QUE TOLERÂNCIA?
A tolerância ocupa hoje um lugar
eminente entre as virtudes mais apreciadas no Ocidente. Assim o confirmam todos
as pesquisas. Ser tolerante é hoje um valor social cada vez mais generalizado.
As gerações mais jovens não suportam mais a intolerância ou o desrespeito pelos
outros.
Devemos celebrar este novo clima social
após séculos de intolerância e violência, muitas vezes perpetradas em nome da
religião ou do dogma. Como a nossa consciência treme hoje ao lermos obras como
o excelente romance O Herege, de Miguel Delibes, e que
alegria experimentamos diante do seu apaixonado hino à tolerância e à liberdade
de pensamento.
Tudo isto não nos impede de criticar um
tipo de tolerância que, mais do que virtude ou ideal humano, é desafeto pelos
valores e indiferença perante o sentido de qualquer projeto humano: cada um
pode pensar o que quiser e fazer o que lhe apetecer, pois pouco importa o que a
pessoa faça com a sua vida. Esta tolerância nasce quando faltam princípios
claros para distinguir o bem do mal, ou quando as exigências morais ficam
diluídas ou reduzidas ao mínimo.
A verdadeira tolerância não é niilismo
moral, nem cinismo ou indiferença ante a atual erosão dos valores. É o respeito
pela consciência do outro, abertura a todo o valor humano, interesse por aquilo
que torna o ser humano mais digno desse nome. A tolerância é um grande valor,
não porque não exista uma verdade objetiva ou moral, mas porque a melhor forma
de nos aproximarmos a elas é o diálogo e a abertura mútua.

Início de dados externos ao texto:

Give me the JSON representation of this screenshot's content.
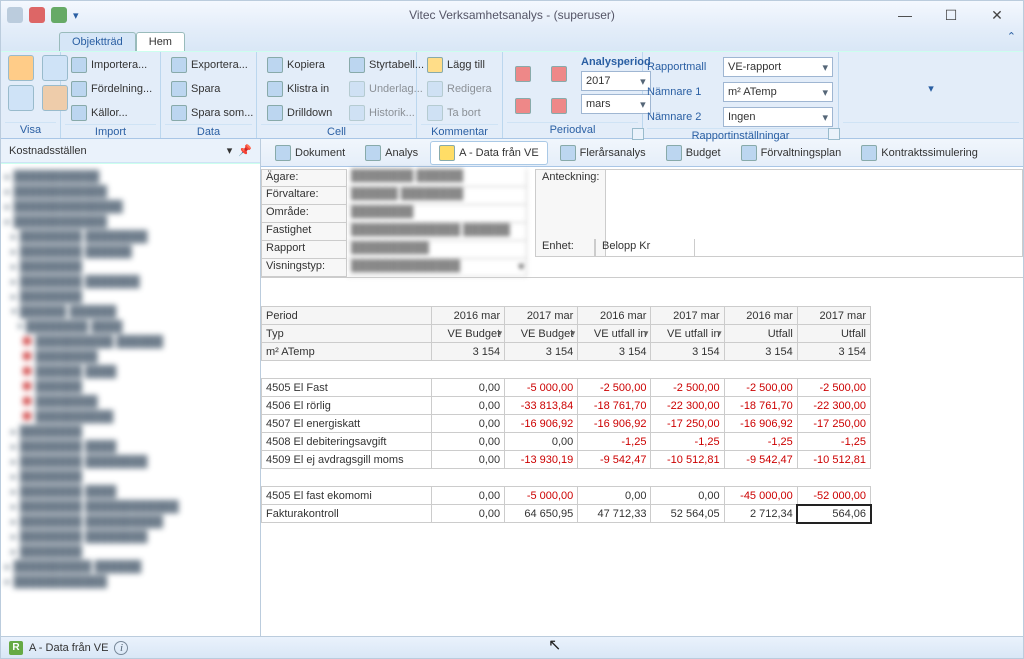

Quando não é assim, a tolerância logo fica
desmascarada. Presume-se de tolerância, mas reproduzem-se novas exclusões e
discriminações, afirma-se o respeito por todos, mas desqualifica-se e
ridiculariza-se quem incomoda. Como explicar que, numa sociedade que se
proclama tolerante, brote de novo a xenofobia ou se alimente o escárnio da
religião?
Na dinâmica da verdadeira tolerância há
um desejo de procurar sempre o melhor para o ser humano. Ser tolerante é
dialogar, procurar juntos, construir um futuro melhor sem desprezar nem excluir
ninguém, mas não é irresponsabilidade, abandono de valores, esquecimento de
exigências morais. A chamada de Jesus para entrar pela porta estreita nada tem
a ver com um rigorismo crispado e estéril. É um chamado a viver sem esquecer as
exigências, por vezes prementes, de toda a vida digna do ser humano.